- Ever since crypto prices tanked at the end of 2022, the question has been – was that indeed THE bottom?
- Lending and borrowing rates show cycles of “overheating” and “cooling down” and hence can be used to tell market tops or bottoms.
- The truth is, it is not easy to tell where the crypto market is headed. No one knows the future with certainty.
Given the current tensions in the market, players could be wondering what’s going on and what it means for the future of crypto. With the ongoing crypto banking crisis, the truth may not be that hard to see. We are just finding it hard to accept.
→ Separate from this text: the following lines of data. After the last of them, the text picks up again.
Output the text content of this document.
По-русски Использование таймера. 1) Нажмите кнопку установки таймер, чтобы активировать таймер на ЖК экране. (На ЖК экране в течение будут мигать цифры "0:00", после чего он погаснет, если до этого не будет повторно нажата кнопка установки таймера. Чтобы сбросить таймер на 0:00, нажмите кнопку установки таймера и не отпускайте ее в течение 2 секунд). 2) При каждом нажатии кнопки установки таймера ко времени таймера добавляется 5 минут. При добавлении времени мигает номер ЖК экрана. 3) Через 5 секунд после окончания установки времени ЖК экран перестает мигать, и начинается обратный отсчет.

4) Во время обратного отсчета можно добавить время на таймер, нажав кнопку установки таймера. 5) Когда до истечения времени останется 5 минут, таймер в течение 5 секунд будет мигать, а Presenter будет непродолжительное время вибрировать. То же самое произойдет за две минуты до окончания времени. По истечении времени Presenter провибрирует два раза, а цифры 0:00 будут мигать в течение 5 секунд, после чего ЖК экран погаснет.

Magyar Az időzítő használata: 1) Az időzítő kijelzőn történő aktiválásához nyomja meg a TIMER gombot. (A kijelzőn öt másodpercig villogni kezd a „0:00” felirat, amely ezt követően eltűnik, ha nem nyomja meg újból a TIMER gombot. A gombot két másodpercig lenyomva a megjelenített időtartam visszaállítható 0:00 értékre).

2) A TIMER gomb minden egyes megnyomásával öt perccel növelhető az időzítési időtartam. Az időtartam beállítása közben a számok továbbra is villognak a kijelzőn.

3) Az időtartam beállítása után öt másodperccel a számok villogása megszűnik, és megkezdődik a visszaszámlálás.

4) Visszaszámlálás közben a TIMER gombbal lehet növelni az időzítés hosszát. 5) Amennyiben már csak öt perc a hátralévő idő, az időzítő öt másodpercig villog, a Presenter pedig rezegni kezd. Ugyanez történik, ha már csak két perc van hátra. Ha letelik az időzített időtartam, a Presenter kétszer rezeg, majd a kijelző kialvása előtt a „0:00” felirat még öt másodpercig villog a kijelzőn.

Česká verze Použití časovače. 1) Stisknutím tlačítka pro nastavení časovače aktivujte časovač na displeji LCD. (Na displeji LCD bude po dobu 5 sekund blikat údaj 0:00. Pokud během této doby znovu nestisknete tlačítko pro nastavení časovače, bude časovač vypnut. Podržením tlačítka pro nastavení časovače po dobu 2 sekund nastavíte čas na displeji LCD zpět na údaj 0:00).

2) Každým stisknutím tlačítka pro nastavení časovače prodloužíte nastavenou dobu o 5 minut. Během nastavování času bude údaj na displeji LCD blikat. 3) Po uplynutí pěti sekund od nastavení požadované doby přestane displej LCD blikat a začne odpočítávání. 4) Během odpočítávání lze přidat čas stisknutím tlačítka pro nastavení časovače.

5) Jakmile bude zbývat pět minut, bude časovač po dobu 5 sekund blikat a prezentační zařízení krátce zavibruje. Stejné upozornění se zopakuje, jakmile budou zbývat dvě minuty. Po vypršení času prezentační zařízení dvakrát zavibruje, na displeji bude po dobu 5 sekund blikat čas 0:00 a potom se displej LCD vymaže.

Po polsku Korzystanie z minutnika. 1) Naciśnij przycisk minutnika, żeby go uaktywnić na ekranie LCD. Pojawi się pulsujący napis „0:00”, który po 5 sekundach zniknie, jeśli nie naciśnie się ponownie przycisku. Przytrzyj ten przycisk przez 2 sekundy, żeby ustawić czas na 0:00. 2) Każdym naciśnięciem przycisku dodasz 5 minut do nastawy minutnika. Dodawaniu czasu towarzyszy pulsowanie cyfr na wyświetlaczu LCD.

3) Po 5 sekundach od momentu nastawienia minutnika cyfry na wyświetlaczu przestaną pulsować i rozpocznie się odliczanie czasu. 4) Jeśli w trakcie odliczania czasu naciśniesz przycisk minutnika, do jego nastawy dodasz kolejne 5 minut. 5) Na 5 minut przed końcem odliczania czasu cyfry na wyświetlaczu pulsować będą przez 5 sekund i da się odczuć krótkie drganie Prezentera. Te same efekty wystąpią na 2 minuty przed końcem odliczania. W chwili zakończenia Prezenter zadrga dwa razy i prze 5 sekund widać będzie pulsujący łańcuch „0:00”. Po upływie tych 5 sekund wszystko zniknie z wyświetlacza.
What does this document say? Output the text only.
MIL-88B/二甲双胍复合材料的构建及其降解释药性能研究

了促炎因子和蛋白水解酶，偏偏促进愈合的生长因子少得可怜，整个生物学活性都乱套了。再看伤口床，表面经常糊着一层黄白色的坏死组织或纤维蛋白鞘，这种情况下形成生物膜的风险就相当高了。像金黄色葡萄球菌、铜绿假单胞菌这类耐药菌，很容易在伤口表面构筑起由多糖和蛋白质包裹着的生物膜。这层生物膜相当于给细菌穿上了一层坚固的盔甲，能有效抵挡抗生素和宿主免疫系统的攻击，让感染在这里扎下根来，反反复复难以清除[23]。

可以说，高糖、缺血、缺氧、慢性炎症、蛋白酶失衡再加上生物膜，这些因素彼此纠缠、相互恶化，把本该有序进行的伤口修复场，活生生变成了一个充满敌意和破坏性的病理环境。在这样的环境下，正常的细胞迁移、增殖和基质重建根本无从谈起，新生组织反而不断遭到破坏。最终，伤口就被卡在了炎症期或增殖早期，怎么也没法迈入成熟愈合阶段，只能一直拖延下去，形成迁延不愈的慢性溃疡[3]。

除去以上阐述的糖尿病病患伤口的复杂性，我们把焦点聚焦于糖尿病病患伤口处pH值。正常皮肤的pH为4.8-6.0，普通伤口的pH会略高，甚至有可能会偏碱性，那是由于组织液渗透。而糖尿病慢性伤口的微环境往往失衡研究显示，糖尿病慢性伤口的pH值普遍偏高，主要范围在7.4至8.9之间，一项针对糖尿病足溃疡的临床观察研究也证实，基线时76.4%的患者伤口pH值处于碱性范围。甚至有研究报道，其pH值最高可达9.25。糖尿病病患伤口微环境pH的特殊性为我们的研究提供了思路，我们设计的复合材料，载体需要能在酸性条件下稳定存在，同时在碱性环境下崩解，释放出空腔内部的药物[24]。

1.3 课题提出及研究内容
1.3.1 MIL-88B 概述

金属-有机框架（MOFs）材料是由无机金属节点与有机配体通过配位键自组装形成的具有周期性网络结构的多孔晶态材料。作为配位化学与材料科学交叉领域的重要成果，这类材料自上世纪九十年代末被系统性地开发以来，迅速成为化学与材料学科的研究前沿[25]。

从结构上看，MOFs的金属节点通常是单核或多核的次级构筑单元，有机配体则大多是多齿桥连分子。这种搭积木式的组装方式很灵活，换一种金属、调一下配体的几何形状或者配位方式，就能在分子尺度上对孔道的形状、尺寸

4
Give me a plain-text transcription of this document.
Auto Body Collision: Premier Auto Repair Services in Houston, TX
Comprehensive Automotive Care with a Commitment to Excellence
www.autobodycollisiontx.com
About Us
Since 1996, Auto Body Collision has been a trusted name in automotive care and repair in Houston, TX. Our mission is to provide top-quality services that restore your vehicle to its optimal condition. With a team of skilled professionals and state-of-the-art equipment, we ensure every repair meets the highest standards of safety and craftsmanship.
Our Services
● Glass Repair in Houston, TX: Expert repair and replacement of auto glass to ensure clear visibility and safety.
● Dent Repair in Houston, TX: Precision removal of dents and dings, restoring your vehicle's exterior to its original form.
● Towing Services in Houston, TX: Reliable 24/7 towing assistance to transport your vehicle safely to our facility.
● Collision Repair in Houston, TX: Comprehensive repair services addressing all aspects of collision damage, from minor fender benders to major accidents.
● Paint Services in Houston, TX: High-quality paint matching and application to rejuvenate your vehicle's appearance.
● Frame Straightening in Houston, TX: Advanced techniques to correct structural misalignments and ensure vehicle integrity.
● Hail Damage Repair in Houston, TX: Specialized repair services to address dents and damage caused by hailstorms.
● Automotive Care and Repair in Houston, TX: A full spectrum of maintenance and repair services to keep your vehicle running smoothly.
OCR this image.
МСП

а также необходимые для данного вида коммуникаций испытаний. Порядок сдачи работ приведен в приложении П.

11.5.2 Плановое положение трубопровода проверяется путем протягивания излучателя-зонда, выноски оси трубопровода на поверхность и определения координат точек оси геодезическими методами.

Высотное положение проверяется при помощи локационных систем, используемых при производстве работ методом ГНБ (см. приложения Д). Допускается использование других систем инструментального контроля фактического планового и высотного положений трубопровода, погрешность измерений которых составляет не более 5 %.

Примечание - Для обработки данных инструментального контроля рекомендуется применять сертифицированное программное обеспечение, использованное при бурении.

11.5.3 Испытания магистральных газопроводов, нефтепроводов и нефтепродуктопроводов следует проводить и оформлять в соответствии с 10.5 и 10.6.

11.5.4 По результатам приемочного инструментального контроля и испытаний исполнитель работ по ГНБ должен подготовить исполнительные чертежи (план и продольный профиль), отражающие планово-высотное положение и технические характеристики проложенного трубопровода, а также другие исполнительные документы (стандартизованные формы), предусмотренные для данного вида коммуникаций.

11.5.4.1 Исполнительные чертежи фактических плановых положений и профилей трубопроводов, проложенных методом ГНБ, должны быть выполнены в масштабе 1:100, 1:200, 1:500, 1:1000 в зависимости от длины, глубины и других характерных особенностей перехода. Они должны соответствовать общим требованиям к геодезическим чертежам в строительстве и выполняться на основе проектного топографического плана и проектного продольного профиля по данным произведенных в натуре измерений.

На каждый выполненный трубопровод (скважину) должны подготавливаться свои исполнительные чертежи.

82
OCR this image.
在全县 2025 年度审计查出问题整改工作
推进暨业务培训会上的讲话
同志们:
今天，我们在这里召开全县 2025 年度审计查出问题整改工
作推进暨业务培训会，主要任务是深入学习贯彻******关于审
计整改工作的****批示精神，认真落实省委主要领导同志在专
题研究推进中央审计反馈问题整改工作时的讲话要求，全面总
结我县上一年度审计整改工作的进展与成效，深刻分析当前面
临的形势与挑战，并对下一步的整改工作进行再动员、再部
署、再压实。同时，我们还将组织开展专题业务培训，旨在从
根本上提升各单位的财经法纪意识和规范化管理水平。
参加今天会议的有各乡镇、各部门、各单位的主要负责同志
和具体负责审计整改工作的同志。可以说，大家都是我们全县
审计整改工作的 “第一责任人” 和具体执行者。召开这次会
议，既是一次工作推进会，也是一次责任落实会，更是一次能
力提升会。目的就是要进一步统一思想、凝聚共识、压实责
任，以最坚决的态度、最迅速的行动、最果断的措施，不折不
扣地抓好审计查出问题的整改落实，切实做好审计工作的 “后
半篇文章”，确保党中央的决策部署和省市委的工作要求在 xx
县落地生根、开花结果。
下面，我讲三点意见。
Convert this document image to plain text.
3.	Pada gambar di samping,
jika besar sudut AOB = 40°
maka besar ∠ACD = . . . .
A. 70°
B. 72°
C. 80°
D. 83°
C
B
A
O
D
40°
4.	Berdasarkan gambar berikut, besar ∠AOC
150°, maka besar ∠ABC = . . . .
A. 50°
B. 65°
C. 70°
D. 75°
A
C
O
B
Since crypto prices crashed in the wake of the FTX collapse in November 2022, the question has remained whether the market has bottomed. The question seemed to disappear at the turn of the year as Bitcoin led the market in recovery as many started to believe that 2023 would be a bull market.
This was a “bull trap,” as yet another downturn invalidated the bullish narrative. So, what does the crypto market outlook look like? Have we bottomed, or are there more losses ahead?
Santiment, a market behavior and on-chain data analysis firm, has tried to make assumptions using a data-specific framework in its monthly review. Let’s dig in.
How Do You Spot “The Bottom”?
According to Santiment, “the bottom” usually has specific “clear characteristics.” These include:
- Very few market participants believe that the market will go up. Instead, the crowd sentiment says, “the move down will continue.”
- Only the whales (large investors) are accumulating. Retailers are either panicking or staying flat with their token balances.
- The interest rates on various lending/borrowing protocols have decreased and remain low (AAVE, Compound, etc.)
- Plenty of “Age Consumed” coins are being moved, confirming the panic.
- The crypto “naysayers” say, “the bear market is back and is here to stay.”
How To Use Borrow Rates To Reveal Market Turning Points
Santiment used lending and borrowing rates on AAVE to identify cycles of “overheating” and “cooling down.”
USDC Borrow Rates On Aave
There is only one reason why traders borrow stablecoins, and that is to go long an asset. This behavior has changed slightly since September 2022 as borrowing rates grew. From the chart above, it can be seen that more USDC stablecoins were borrowed as Bitcoin held its support.
It was all looking good until the FTX fiasco messed things up. The S&P rallied as the crypto market implosion sent prices downward as investors reeled under the scale of the damage.
This soon oozed out as borrowing rates began rising again at the end of November, followed by a sharp uptake that fueled the price rally at the start of the New Year.
This growing confidence of market participants can be good for a start of a new run, as money needs to flow to push prices. However, without continuation, skyrocketing rates with high confidence levels can be a sign that things are topping out, suggesting that a market downturn is on the radar.
WBTC Borrow Rates On Aave
Note that in 2022, there was growing confidence in shorting the market as prices plummeted while Wrapped BTC (WBTC) borrow rates spiked in August and September 2022, as observed by Santiment analysts. This was working well at the beginning.
But this growing confidence made a U-turn as shorters got too overconfident that the support would break and went on a massive WBTC borrow that saw its highest spike in a year. This backfired and signaled the recent bottom.
The past few months have seen a massive drop in WBTC borrow rates as no one is that confident to short it any longer.
In summary, if stablecoins borrow rates increase, it is usually a sign that the traders want to go long on cryptos like BTC and, as such, signals a market turn-up. However, if the borrowing doesn’t continue, there are no stablecoins to sustain the buying, causing a downturn. Similarly, traders may borrow WBTC to stake and earn more interest. But when the borrowing stops, it shows they are losing confidence that the asset can hold specific support, signaling a bottom as the prices increase.
Although this helps signal where the market is going, they cannot tell whether it has bottomed. In concluding on the market outlook and where it is headed, Santiment states:
“The truth is – no one knows. It’s probably not the answer we want to hear, but that’s the truth. No one knows the future.”
When writing, Bitcoin traded at $24,391, up 10% daily. However, the big crypto traded 65% below its peak in November 2021.